Où est passé Mohamed Amra ? Les enquêteurs tentent de retrouver la trace de ce détenu qui s’est évadé mardi 14 mai lors de l’attaque d’un fourgon pénitentiaire au péage d’Incarville, dans l'Eure, qui le ramenait du tribunal de Rouen vers sa prison. Gérald Darmanin a indiqué que 350 enquêteurs sont mobilisés pour rechercher les auteurs de cette attaque qui a coûté la vie à deux agents, et blessé trois autres.

Mercredi, Interpol a diffusé une notice rouge à la demande des autorités françaises. Le but, c’est de le localiser au cas où il serait parvenu à quitter le pays. Car, selon les premiers éléments de l'enquête, il semble que l'homme avait peaufiné son plan : un téléphone avait ainsi été retrouvée dans sa cellule, dont Mohamed Amra avait commencé à scier les barreaux, avant que les surveillants ne s’en aperçoivent lundi dernier, la veille de l’évasion. Reste qu'une cavale coûte cher, selon les spécialistes : il y a notamment le "prix de la discrétion" de complices dévoués et disciplinés.

"Il faudra prendre en compte tous les renseignements"

Selon l'ancien patron de la police judiciaire de Paris, Christian Flaesch, "le milieu du banditisme a bien compris que cette affaire était importante. Et chaque voyou est à même de comprendre, à un moment donné, où son intérêt personnel peut trouver satisfaction à collaborer avec la police et donner des renseignements qui pourront être utiles à la traque d'Amra et de tous ses comparses". 

franceinfo : comment s'organise la traque de Mohamed Amra et de ses complices ?

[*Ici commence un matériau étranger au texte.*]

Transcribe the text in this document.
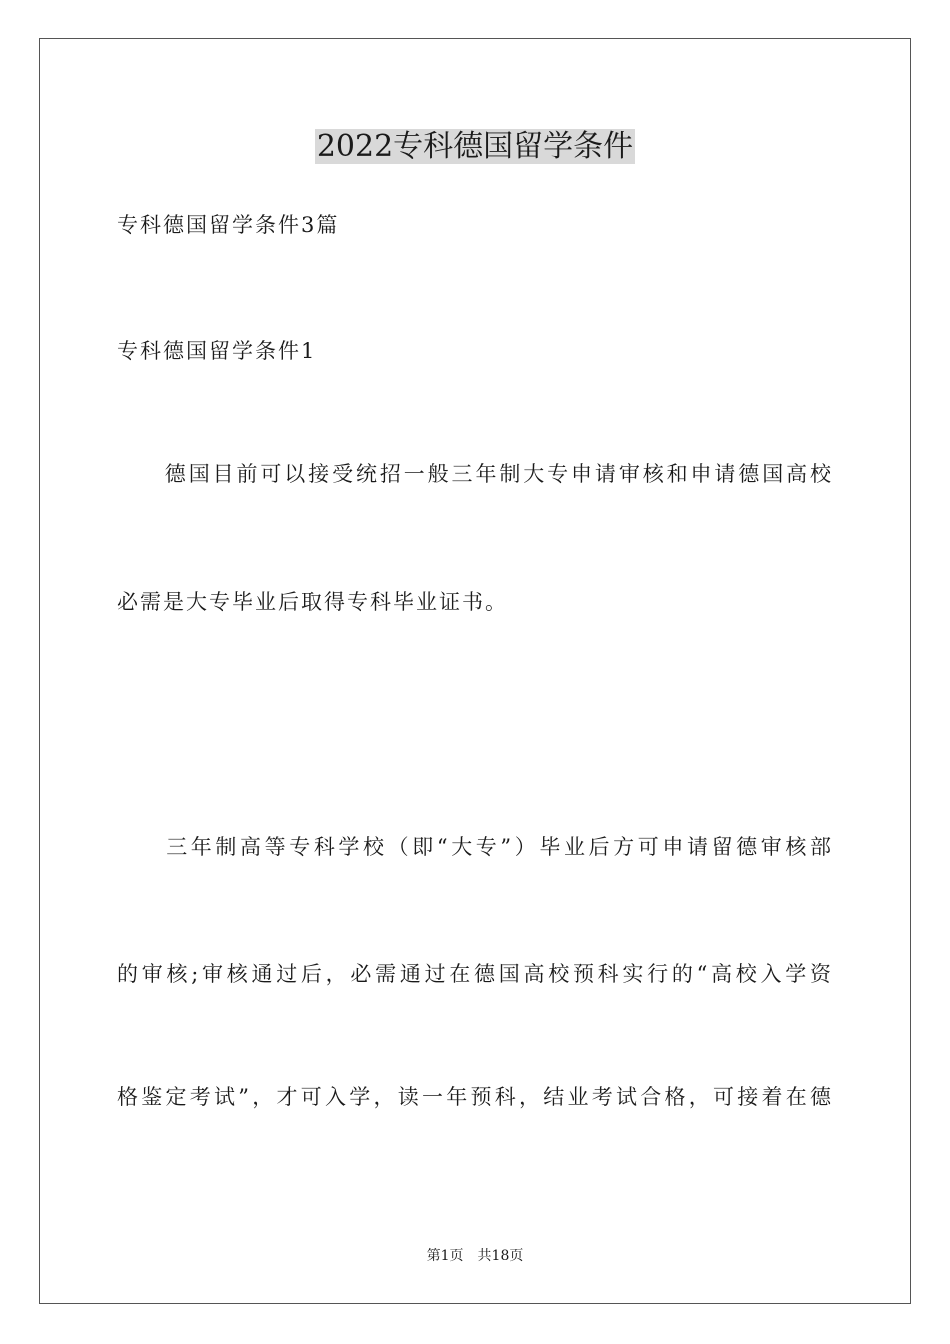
2022专科德国留学条件
专科德国留学条件3篇
专科德国留学条件1
　　德国目前可以接受统招一般三年制大专申请审核和申请德国高校
必需是大专毕业后取得专科毕业证书。
　　三年制高等专科学校（即“大专”）毕业后方可申请留德审核部
的审核;审核通过后，必需通过在德国高校预科实行的“高校入学资
格鉴定考试”，才可入学，读一年预科，结业考试合格，可接着在德
第1页　共18页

Christian Flaesch : Tous les moyens qui sont nécessaires sont mis en place ou vont être mis en place s'il en faut plus. Il y a déjà des moyens de police technique et scientifique, et la procureure de Paris a également indiqué que tous les laboratoires de police scientifique de l'Hexagone seraient mobilisés. Chacun peut en effet avoir une spécialité ou avoir plus de disponibilité pour examiner les éléments de police technique et scientifique retrouvés, comme sur la scène de crime, la découverte des véhicules brûlés dans la fuite ou même toute autre perquisition qui a été réalisée ou sera réalisée dans l'avenir. Ces moyens de police technique et scientifique sont fondamentaux. D'autant que ces constatations sont à faire immédiatement. Ensuite, il y a une enquête classique qui se met en place, avec l'environnement numérique qui est extrêmement important. Il s'agit de toutes les traces que vous pouvez laisser numériquement sur les différents points. Et puis, vous avez les examens des caméras de vidéoprotection dans les différents lieux qui peuvent être utiles. Enfin, on a un milieu, celui du banditisme, qui a bien compris que cette affaire était importante. Et chaque voyou est à même de comprendre, à un moment donné, où son intérêt personnel peut trouver satisfaction à collaborer avec la police et donner des renseignements qui pourront être utiles à la traque d'Amra et de tous ses comparses. C'est pour cela que je suis assez optimiste sur le fait que lui et ses comparses seront identifiés et interpellés.

350 enquêteurs sont mobilisés, cela parait énorme. Comment se coordonnent-ils ?

C'est un vrai boulot ! Mais cela s'organise en ateliers sur tous les aspects de l'enquête : la personnalité de Mohamed Amra, mais aussi géographiquement, à la fois du côté de Rouen et de Marseille, puisqu'il était mis en examen sur un certain nombre de faits dans cette région. Il y a un besoin d'avoir des remontées d'informations et une coordination, parce qu'il y aura aussi, sûrement, des renseignements qui seront bidons, farfelus... Il faudra malgré tout les prendre en compte et les trier selon leur niveau d'urgence.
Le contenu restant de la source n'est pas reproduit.